Las Asociaciones Público-Privadas y el negocio transfronterizo (y transnacional) del agua en Baja California – parte 2

(Ver parte 1)

Las empresas transnacionales de servicios múltiples y la privatización del agua

El mercado de servicios de agua a nivel global está controlado por menos de diez empresas trasnacionales. En primer lugar, dos compañías con base en Francia dominan aproximadamente el 70% de dicho mercado: Veolia (antes Vivendi Universal) y Suez Environment (anteriormente Suez-Lyonnaise des Eaux). Esta última, que originalmente era una empresa de gas y electricidad, es propietaria de Degremont, una de las compañías encargadas de la construcción de la planta desalinizadora de Rosarito. Ambas multinacionales suelen ser consideradas como equivalentes a la General Motors y la Ford en el mundo del agua.

En un segundo nivel de importancia en el negocio mundial de servicios hídricos, encontramos a las trasnacionales ITT Corporation, compañía estadounidense que constituye la tercera mundial en el ramo; le siguen la alianza estadounidense-inglesa Bechtel y United Utilities, la inglesas Severn Trent y Thames Waters y la también norteamericana American Water Works Co.

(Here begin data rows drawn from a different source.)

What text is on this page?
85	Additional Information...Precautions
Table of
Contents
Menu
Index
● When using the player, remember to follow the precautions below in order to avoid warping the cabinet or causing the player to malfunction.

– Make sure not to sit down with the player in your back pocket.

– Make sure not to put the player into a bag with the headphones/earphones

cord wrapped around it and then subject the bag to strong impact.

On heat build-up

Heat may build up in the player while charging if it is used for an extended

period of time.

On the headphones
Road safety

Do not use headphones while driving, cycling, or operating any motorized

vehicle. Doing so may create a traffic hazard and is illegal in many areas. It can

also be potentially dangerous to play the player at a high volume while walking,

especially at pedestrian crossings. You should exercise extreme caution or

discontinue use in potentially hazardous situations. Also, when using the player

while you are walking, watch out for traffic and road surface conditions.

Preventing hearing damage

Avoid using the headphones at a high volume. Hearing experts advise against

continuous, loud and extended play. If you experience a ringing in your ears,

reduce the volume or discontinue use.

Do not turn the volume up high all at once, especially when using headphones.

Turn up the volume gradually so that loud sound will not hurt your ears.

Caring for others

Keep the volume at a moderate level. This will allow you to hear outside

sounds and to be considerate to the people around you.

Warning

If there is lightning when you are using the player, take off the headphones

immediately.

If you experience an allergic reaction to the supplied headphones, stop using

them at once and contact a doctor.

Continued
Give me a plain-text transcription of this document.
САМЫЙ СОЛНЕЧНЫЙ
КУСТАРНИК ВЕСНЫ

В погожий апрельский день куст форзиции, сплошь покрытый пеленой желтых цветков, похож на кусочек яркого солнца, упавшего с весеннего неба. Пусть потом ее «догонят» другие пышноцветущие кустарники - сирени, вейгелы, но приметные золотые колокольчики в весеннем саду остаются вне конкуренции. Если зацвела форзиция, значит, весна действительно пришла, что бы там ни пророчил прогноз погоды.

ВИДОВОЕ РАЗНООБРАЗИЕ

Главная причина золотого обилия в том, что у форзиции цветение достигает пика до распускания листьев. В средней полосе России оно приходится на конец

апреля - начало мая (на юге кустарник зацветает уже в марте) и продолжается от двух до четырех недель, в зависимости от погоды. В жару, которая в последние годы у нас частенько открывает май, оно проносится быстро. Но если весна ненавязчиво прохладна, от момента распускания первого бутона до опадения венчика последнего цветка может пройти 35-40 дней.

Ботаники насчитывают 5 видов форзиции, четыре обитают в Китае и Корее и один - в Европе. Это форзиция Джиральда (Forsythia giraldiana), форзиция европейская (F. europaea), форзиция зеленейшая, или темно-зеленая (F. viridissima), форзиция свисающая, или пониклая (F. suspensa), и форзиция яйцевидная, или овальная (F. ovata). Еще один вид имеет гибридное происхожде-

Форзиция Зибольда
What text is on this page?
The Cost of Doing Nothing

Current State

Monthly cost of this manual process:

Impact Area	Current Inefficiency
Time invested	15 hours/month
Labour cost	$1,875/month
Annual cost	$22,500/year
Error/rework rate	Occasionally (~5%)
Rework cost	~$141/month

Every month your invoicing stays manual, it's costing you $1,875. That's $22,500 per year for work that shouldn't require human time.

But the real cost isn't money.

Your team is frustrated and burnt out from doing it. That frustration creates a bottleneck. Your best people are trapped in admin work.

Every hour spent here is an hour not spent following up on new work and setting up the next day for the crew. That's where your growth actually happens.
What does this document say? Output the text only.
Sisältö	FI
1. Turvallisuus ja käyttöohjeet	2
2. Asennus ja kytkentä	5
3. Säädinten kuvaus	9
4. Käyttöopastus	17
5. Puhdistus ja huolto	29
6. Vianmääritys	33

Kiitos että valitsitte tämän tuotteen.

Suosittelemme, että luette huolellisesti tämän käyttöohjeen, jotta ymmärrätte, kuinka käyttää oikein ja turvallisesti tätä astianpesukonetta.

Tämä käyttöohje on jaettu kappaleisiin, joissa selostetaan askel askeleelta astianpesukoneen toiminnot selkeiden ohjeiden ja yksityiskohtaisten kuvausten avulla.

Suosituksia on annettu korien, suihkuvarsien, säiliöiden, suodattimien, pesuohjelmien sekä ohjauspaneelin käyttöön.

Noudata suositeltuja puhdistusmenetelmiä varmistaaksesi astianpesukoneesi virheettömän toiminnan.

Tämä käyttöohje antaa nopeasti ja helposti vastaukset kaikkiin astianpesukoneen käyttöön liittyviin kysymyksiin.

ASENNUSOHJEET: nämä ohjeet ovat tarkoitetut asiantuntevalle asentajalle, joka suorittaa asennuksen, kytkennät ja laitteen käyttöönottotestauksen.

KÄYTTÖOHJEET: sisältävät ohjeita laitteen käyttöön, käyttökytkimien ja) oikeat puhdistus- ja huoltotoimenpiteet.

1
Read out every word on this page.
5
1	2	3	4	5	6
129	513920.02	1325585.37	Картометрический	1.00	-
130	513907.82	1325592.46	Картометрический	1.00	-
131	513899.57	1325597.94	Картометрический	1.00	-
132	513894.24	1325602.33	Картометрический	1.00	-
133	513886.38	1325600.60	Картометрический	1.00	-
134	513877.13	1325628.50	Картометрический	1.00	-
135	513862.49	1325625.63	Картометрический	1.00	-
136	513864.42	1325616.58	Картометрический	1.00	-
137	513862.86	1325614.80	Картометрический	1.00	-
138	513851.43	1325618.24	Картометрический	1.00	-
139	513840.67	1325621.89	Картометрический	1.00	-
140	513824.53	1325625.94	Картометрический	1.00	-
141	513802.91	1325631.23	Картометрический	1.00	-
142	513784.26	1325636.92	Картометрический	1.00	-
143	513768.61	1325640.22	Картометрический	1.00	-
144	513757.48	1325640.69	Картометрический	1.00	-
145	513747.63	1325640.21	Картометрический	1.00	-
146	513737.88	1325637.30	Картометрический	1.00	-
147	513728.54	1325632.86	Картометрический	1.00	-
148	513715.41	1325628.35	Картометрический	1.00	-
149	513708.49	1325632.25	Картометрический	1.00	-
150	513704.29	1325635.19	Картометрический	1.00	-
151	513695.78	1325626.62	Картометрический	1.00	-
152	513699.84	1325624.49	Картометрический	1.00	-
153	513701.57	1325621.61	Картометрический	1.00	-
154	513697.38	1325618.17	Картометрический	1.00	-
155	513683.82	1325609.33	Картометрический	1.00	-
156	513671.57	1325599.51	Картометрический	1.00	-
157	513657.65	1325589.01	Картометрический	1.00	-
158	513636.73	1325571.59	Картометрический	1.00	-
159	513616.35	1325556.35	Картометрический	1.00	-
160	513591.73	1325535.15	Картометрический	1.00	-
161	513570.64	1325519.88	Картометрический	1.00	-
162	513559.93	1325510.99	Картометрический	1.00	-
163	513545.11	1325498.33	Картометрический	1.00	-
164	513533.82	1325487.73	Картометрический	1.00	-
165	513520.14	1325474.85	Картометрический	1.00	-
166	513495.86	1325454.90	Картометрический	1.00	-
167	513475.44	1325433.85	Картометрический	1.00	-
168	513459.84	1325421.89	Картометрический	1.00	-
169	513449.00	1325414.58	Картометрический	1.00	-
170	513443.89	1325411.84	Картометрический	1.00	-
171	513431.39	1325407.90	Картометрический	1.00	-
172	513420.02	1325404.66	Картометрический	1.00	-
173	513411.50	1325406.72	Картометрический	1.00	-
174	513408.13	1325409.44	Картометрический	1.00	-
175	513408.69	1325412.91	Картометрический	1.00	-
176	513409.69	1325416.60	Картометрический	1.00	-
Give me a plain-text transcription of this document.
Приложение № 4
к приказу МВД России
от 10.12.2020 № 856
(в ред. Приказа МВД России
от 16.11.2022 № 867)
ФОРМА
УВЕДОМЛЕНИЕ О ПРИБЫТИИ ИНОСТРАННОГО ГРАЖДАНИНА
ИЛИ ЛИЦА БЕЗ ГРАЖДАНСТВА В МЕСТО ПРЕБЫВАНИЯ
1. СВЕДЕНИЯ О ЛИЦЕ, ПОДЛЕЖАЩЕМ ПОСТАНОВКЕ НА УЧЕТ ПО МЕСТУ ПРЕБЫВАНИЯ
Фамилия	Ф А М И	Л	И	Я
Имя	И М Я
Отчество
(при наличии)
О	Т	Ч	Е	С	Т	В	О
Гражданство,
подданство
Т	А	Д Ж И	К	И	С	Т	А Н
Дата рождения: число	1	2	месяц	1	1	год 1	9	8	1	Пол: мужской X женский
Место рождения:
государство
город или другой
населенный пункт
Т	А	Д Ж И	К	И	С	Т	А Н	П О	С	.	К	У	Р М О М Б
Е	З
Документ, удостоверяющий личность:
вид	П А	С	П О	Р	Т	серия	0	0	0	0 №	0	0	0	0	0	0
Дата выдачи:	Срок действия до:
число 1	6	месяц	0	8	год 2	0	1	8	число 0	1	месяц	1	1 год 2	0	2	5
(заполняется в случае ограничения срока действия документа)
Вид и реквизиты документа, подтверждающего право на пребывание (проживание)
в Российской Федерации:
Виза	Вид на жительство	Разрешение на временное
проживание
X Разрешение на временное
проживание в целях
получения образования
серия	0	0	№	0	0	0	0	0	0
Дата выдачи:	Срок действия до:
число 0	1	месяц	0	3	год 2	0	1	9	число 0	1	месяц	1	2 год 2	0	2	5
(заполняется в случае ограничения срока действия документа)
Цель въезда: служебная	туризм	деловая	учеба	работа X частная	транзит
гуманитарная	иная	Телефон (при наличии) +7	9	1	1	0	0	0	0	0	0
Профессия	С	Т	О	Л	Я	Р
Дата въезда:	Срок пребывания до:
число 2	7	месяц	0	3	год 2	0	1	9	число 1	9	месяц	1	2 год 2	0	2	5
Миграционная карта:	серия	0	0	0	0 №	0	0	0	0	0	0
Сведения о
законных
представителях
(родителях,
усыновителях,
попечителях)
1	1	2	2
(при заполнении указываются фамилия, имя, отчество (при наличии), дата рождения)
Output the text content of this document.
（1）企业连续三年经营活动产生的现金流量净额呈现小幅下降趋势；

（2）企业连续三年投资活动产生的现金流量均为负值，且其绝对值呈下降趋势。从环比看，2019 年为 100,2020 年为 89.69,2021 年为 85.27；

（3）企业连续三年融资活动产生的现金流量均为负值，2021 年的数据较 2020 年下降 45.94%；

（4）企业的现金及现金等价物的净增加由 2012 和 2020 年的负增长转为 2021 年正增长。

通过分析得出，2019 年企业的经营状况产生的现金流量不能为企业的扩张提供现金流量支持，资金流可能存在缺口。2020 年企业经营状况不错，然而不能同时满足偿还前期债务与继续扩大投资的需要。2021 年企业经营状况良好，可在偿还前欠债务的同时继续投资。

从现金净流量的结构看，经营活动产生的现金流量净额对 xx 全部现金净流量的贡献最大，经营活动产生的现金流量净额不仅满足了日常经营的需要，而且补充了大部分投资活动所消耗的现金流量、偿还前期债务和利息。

El panorama lo completan varias empresas de menor escala como Anglian Water (Inglaterra), GE Water (EU), Nalco (EU), Kurita Water Industries (Japón), entre otras[1]. Tan sólo Suez y Veolia aportan en conjunto servicios de agua (extracción, purificación, tratamiento de agua potable y residual, almacenamiento, distribución y construcción de infraestructuras hidráulicas) a más de 300 millones de clientes con más de 10,000 plantas de tratamiento y producción de agua en 150 países. Sin embargo, dichas compañías no limitan sus actividades al metabolismo del agua, sino que son consideradas empresas “multiservicios”, esto es, construyen y operan todo tipo de infraestructuras de servicios (energía, telecomunicaciones, transporte, servicios medioambientales)[2]. Otra empresa importante en la materia es Enron, compañía estadounidense que colapsó en 2001 y que a lo largo de varios años fue la principal comercializadora de agua, gas, electricidad e internet (fibra óptica) en el mundo[3]. Más adelante volveremos sobre esta empresa.